Nintendo America President and COO Reggie Fils-Aime recently told CNBC that the company isn’t even close to releasing a second-generation Wii console. Consumers don’t want HD as much as they want a compelling experience, he argued, and more than 26 million Wii owners seem to support that statement. Fils-Aime was interviewed by CNBC about the launch of Netflix VOD on the Wii, and, pressed on the issue by CNBC’s Maria Bartiromo, had to come up with a good reason why Wii owners won’t be able to watch any HD video with the console anytime soon.
Fils-Aime’s answer must have made Netflix CEO Reed Hastings, who was tele-present for the on-screen interview as well, cringe. “The vast majority of content available on Netflix is not HD content,” the Nintendo exec explained, adding that Wii consumers aren’t losing anything without HD. It’s true that Netflix’s HD VOD catalog is small, but it’s growing. The company told us that it’s currently streaming around 1,000 titles in 720p. Add to this the fact that even for SD titles, devices like Sony’s PS3 or the Roku box allow far higher bitrates, and it becomes clear there’s little room to grow for Nintendo in the world of connected devices.
The mere fact that Nintendo is now touting the Wii as an entertainment device capable of watching Netflix streams shows how much the world of online entertainment has changed since the Wii’s introduction in 2006. Nintendo made the trail-blazing decision back then to essentially rely on last-generation console technology and enhance it with the unique capabilities of the Wiimote.
Less tech plus more fun, combined with a much cheaper price tag than devices introduced by the competition: That recipe worked for Nintendo, and the Wii quickly became the best-selling console worldwide. Meanwhile, Sony struggled to convince folks to plunk down $500 for the PS3, despite integrating a Blu-ray drive. Apparently people cared less about HD video than they did about playing tennis with their Wii look-alikes.
However, online video has exploded in the years since. Microsoft and Sony have been embracing the change, bringing video downloads and streaming services to their consoles, with the Xbox 360 now even expanding to live video streaming. Nintendo, on the other hand, has been slow to react. It initially only planed to bring Wii-specific, family friendly-content to the console. And when it finally did start to explore regular VOD, it restricted its partnership with CinemaNow to Japan, leaving it to outsiders like the BCC to push the boundaries of what’s possible on the console.
The Beeb did succeed in bringing its hugely popular iPlayer to the Wii, but during this process it quickly became apparent that the Wii’s lack of HD wasn’t the only factor that made it less than desirable as a newteevee gadget. The console’s browser is stuck with an old version of Flash that makes it impossible to access videos on many sites. And not only does the hardware not play HD video, it’s also incapable of rendering anything with a bitrate beyond 700kbps.

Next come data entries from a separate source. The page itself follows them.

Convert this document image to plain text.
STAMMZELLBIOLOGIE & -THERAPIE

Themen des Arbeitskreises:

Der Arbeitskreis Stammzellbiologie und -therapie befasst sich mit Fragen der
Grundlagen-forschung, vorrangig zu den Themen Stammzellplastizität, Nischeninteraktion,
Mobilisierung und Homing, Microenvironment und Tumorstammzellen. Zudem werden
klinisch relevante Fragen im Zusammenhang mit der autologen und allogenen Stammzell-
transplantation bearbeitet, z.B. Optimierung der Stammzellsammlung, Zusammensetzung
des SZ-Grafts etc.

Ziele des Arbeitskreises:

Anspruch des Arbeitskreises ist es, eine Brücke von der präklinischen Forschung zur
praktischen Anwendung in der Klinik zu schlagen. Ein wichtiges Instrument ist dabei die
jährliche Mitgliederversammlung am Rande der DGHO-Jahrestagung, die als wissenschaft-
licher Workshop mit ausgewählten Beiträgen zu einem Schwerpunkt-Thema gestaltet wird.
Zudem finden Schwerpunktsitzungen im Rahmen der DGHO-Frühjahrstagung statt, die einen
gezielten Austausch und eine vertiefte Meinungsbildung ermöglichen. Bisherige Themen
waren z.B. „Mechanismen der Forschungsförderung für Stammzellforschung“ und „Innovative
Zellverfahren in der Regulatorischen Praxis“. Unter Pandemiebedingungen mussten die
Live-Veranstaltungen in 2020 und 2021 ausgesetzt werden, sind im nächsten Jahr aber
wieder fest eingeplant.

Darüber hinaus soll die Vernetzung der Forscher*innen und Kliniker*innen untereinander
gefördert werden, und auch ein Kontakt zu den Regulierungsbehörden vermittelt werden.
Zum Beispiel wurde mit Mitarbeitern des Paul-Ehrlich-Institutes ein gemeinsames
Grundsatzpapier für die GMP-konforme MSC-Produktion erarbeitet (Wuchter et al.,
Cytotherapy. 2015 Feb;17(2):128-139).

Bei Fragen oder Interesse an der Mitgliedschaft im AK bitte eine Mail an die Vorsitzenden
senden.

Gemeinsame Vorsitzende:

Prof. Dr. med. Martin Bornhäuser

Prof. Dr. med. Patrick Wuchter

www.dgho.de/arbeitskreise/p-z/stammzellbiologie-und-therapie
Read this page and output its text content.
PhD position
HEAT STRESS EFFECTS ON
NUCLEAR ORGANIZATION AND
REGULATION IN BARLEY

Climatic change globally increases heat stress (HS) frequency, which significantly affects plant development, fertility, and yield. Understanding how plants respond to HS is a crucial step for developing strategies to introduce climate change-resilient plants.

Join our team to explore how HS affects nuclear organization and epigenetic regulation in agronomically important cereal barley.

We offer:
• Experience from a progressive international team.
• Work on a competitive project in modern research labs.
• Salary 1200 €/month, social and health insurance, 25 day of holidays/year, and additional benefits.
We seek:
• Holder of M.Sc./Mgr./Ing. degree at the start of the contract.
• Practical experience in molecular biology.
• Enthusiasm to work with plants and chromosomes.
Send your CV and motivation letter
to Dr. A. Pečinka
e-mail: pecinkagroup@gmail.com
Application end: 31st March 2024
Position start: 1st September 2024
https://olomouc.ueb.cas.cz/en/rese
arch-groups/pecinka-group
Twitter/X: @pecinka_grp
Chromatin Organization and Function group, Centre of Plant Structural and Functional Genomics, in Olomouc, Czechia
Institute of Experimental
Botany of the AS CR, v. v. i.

Just as a comparison: Netflix streams its SD movies to the Roku box with up to 2200 kbps, while HD streams are delivered with 3600kbps. Mind you, the SD Roku box retails at $79, and the HD version just costs $20 more. That just shows that Nintendo could easily make a console capable of playing HD video without driving up the price tag of the device.
However, Nintendo has made the strategic decision against an HD upgrade of the Wii. Fils-Aime told CNBC that his company wanted to wait until it had totally exhausted all the possibilities of the existing Wii before releasing a new model with lots of new features. That makes sense for the gaming market — but it could inevitably mean that the Wii will lose out on the very audience that made it so successful: Casual consumers that are interested in things other than all-nighters with the latest first-person shooter.